How about a Christmas truce in Montana’s partisan political war?
It’s all too obvious that “peace on Earth, goodwill toward men” is getting real hard to find these days.
Red-hot shooting wars are going on all over the globe and the concerns about those conflicts expanding, not shrinking, are very real. Yet, when it comes to “leading by example” there’s not much to be said for our politicians and the open partisan warfare that has consumed both political parties for far too long.
Jeff Welsch, the executive editor for the Lee newspapers in Montana, recently wrote in an editorial that we now live “in a haze of political toxicity.”
As Welsch also pointed out: “Of course, whether Republican or Democrat, it’s easier and perhaps required to run with national-party talking points than to speak from the heart with pertinent ideas for making a great state we all cherish even greater.”
Bingo, Mr. Welsch, and much thanks for hitting that salient nail on the head. When the political parties spend all their time, energy and money viciously fighting each other, that doesn’t really leave many resources for actual leadership and action on our most pressing issues, now does it?
Likewise, it’s a twisted fantasy that Montana’s nearly extinct Democrats have somehow managed to corral and control the state’s media and press when they can’t even get their candidates elected to office.

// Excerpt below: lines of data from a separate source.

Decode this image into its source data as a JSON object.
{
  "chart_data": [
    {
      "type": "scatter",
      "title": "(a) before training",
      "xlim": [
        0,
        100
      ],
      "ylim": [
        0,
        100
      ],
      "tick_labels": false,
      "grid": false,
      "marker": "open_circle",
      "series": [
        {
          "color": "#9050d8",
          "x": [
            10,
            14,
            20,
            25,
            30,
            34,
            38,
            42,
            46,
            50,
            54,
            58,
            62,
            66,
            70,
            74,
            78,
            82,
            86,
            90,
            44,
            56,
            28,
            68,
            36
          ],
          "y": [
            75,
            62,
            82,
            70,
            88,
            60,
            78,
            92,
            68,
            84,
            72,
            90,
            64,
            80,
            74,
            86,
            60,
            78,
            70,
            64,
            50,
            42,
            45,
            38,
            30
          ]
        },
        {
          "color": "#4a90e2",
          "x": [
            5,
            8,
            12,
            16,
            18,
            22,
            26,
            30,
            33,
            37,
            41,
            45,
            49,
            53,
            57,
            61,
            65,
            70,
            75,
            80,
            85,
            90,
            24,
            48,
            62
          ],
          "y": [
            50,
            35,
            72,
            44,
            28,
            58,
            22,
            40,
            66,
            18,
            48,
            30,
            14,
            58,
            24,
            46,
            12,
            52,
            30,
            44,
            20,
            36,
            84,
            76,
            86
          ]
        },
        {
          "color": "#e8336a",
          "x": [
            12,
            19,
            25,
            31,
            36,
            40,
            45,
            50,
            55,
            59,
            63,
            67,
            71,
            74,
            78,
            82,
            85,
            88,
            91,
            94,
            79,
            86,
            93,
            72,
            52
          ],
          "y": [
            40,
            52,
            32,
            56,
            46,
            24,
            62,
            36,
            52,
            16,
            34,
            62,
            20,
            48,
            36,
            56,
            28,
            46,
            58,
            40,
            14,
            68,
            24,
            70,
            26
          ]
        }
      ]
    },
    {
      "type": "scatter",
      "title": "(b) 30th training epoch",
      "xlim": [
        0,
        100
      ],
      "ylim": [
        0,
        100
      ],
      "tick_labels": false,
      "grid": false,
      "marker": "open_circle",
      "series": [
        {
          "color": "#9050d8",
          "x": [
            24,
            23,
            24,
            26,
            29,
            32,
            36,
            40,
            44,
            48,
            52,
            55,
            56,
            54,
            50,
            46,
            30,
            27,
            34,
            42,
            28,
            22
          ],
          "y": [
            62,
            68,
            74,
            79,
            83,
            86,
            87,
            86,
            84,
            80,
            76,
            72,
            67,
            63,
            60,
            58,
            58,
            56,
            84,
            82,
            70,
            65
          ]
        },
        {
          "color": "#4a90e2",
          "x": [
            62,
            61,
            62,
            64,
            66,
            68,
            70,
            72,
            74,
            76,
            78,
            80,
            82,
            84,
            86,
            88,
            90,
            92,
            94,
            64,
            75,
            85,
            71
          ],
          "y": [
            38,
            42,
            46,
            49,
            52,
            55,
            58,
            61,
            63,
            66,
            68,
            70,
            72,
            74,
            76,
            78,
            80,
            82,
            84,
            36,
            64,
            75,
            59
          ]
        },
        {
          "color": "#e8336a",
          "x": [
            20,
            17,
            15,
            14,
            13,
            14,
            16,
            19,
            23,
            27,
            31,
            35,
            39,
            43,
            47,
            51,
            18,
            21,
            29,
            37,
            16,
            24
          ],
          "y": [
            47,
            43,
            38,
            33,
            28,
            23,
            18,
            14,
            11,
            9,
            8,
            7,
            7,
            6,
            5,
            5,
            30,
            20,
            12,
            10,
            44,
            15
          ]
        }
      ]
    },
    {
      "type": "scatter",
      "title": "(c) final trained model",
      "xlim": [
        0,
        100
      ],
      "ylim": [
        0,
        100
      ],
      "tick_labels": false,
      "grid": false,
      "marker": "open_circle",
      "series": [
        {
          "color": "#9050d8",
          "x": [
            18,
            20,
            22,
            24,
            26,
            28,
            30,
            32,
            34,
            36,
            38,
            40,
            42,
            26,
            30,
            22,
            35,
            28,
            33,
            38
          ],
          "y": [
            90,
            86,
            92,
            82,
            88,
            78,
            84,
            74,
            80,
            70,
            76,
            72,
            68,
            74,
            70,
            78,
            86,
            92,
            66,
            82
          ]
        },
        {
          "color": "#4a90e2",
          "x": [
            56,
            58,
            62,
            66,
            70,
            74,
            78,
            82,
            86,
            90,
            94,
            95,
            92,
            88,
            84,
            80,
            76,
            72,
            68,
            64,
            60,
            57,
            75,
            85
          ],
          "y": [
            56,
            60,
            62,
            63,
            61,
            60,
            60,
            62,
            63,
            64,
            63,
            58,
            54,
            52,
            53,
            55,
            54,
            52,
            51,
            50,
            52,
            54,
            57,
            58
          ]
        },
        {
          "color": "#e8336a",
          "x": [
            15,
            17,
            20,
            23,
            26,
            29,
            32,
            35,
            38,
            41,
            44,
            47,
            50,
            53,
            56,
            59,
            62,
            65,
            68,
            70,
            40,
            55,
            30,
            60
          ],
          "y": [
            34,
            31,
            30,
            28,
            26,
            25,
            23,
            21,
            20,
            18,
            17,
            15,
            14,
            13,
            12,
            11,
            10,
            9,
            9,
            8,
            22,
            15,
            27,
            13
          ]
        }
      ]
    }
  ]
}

And finally, Rogers came to the conclusion more than 80 years ago that were things to change as the political pendulum swings: “A flock of Democrats will replace a mess of Republicans. It won’t mean a thing. They will go in like all the rest of ’em. Go in on promises and come out on alibis.”
Peace in the world is a laudable goal — and a temporary truce between Montana’s political partisans that leaves the national nastiness aside for a couple weeks would be a very welcome start.